L'Agence internationale de l'énergie atomique veut tirer les leçons de l'accident de Fukushima en durcissant les normes de sûreté des centrales nucléaires, déclare le directeur général de l'AIEA. Aux yeux de Yukiya Amano, le "très grave" accident de la centrale japonaise consécutif au séisme et au tsunami du 11 mars n'annonce pas pour autant la fin du nucléaire dans le monde.

"Fukushima est un accident très grave, mais je ne pense pas qu'il signifie la fin du nucléaire", dit-il dans un entretien au Figaro de mercredi. "Même s'il est compréhensible que certains pays révisent leurs programmes de développement nucléaire, la production d'électricité d'origine nucléaire reste une option importante pour plusieurs d'entre eux."

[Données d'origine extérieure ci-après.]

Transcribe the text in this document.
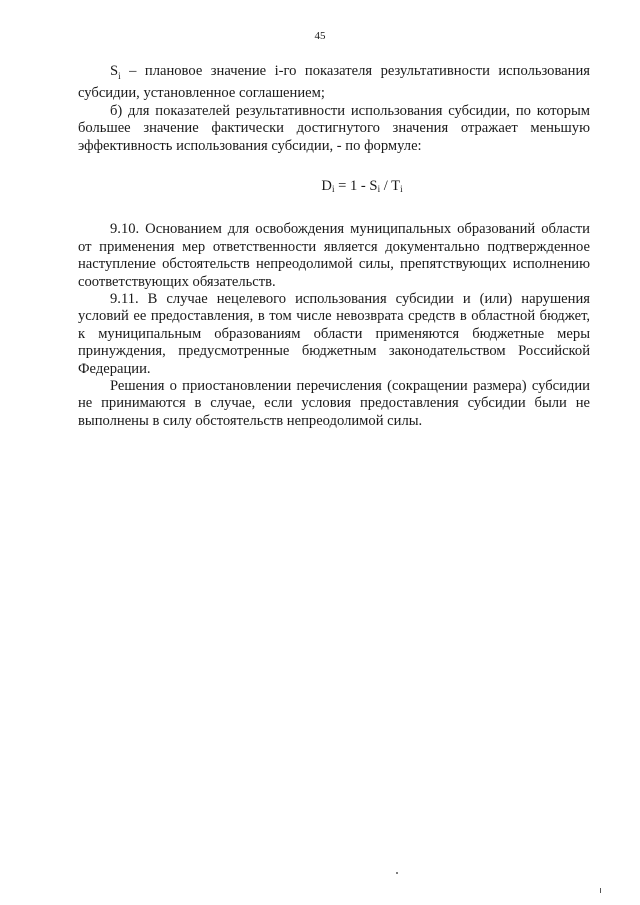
45

$S_i$ – плановое значение i-го показателя результативности использования субсидии, установленное соглашением;

б) для показателей результативности использования субсидии, по которым большее значение фактически достигнутого значения отражает меньшую эффективность использования субсидии, - по формуле:

$D_i = 1 - S_i / T_i$

9.10. Основанием для освобождения муниципальных образований области от применения мер ответственности является документально подтвержденное наступление обстоятельств непреодолимой силы, препятствующих исполнению соответствующих обязательств.

9.11. В случае нецелевого использования субсидии и (или) нарушения условий ее предоставления, в том числе невозврата средств в областной бюджет, к муниципальным образованиям области применяются бюджетные меры принуждения, предусмотренные бюджетным законодательством Российской Федерации.

Решения о приостановлении перечисления (сокращении размера) субсидии не принимаются в случае, если условия предоставления субсидии были не выполнены в силу обстоятельств непреодолимой силы.
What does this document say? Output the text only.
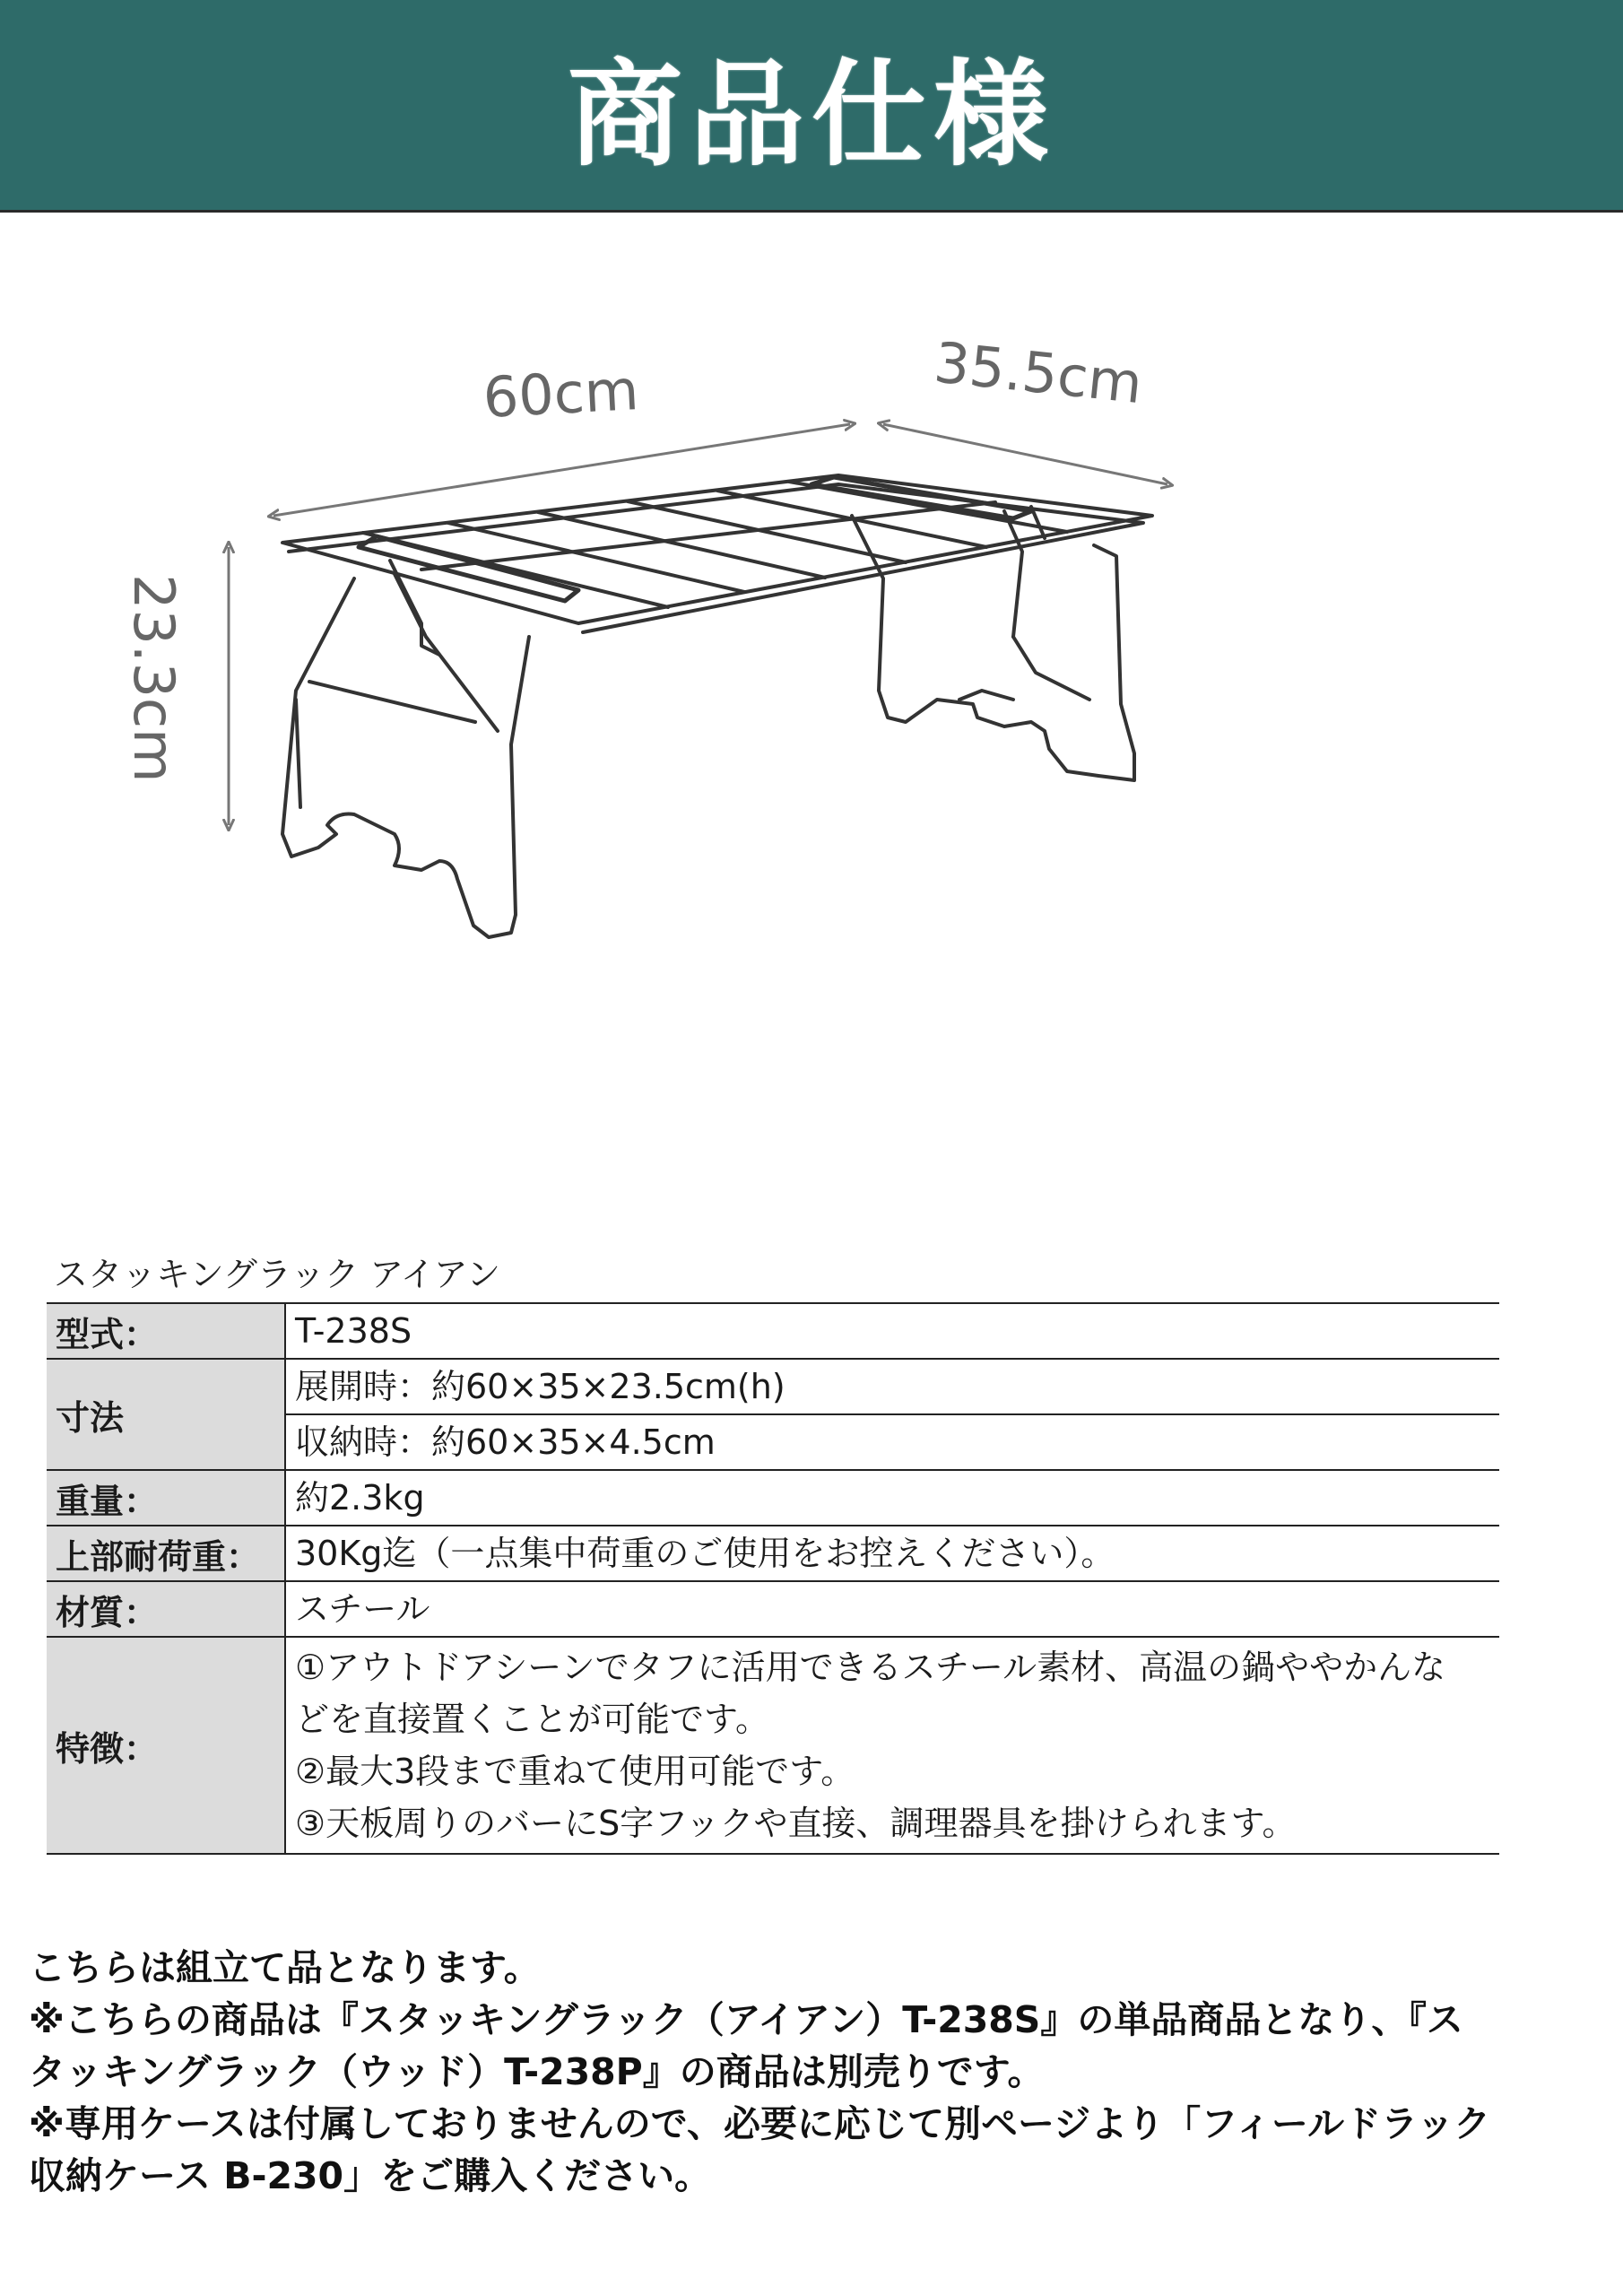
商品仕様
60cm	35.5cm
23.3cm
スタッキングラック アイアン
型式：	T-238S
寸法	展開時：約60×35×23.5cm(h)
	収納時：約60×35×4.5cm
重量：	約2.3kg
上部耐荷重：	30Kg迄（一点集中荷重のご使用をお控えください）。
材質：	スチール
特徴：	①アウトドアシーンでタフに活用できるスチール素材、高温の鍋ややかんな
どを直接置くことが可能です。
②最大3段まで重ねて使用可能です。
③天板周りのバーにS字フックや直接、調理器具を掛けられます。
こちらは組立て品となります。
※こちらの商品は『スタッキングラック（アイアン）T-238S』の単品商品となり、『ス
タッキングラック（ウッド）T-238P』の商品は別売りです。
※専用ケースは付属しておりませんので、必要に応じて別ページより「フィールドラック
収納ケース B-230」をご購入ください。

Il reconnaît toutefois une montée d'angoisse dans les opinions publiques à l'égard de ce type d'énergie. "Il faut prendre très au sérieux les préoccupations, voire les angoisses, des gens", dit-il. "Cela exige de tous les acteurs du nucléaire un effort de transparence et de clarté sur les conséquences de l'utilisation de l'énergie nucléaire et des moyens de s'en servir de façon durable, prévisible et sûre."

Le patron de l'AIEA, qui est japonais, juge ainsi "absolument nécessaire de procéder à une analyse et à une évaluation approfondies des mesures de sécurité et des normes de sûreté existantes".

Une conférence ministérielle sur la sûreté nucléaire se tiendra du 20 au 24 juin à Vienne, où se trouve le siège de l'AIEA. Yukiya Amano annonce pour "les prochaines semaines" l'envoi au Japon d'une mission s'experts.

"Le Japon, ensuite, présentera son propre rapport d'étape. Enfin, nous devrons nous pencher sur la révision des normes de sûreté elles-mêmes", ajoute-t-il. "Vu qu'il y en a des centaines, il faudra établir des priorités et se concentrer sur les mesures de prévention pouvant être entreprises de façon plus régulière ou plus fréquente".